Tunneled Catheter-Associated Atrial Thrombi: Successful Treatment with Chronic Anticoagulation

Hemodial Int. 2001 Jan;5(1):32-36. doi: 10.1111/hdi.2001.5.1.32.


Tunneled dialysis catheter-associated right atrial thrombus (RAT) is a rarely reported complication. We reviewed hospital records of 10 patients from a teaching hospital dialysis unit, in whom RAT was diagnosed by trans-esophageal echocardiography (TEE). Patients were treated with chronic anticoagulation (heparin followed by warfarin) and followed over time. The group included 7 women; 6 patients were African American, 3 were Caucasian, and 1 was Hispanic. The average age was 52.1 ± 15.3 years. The most common presenting symptom was poor catheter flow on hemodialysis followed by fever and chills. On average, the patients had had 3.4 ± 2.7 catheter insertions before diagnosis of RAT, and the tunneled dialysis catheter (TC) had been in place for a mean of 91 ± 89.4 days when the thrombi were diagnosed.

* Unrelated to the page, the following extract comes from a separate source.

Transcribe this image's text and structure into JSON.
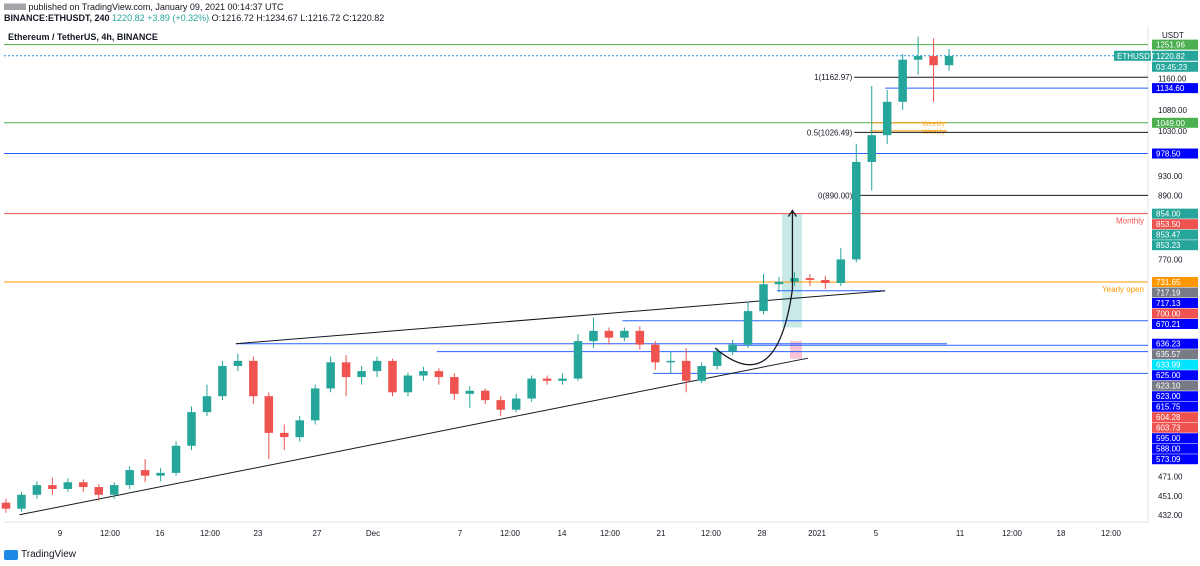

Trans-thoracic echocardiography (2-D echo) was done in 4 patients, but it identified RAT in only 1 patient. The catheter tip was at the junction of the superior vena cava and right atrium (SVC/RA) in most patients. Thrombolysis (unsuccessful) was attempted with urokinase in 3 patients, complicated in 2 patients by hemorrhage. After anticoagulation, 90% of the RAT resolved on repeated TEE. One patient had persistent RAT for 23 weeks and underwent surgical thrombolysis, but died postoperatively. We conclude that RAT is a frequently missed complication of a TC. Positioning the tip of the TC at the SVC/RA junction may not prevent RAT. Trans-esophageal echocardiography is a more sensitive diagnostic tool than 2-D echo and should be obtained early. Most patients can be successfully treated with anticoagulation alone. Thrombolytic therapy and surgical thrombolysis have high morbidity and mortality.

Keywords: Tunneled catheter; anticoagulation; atrial thrombus; urokinase.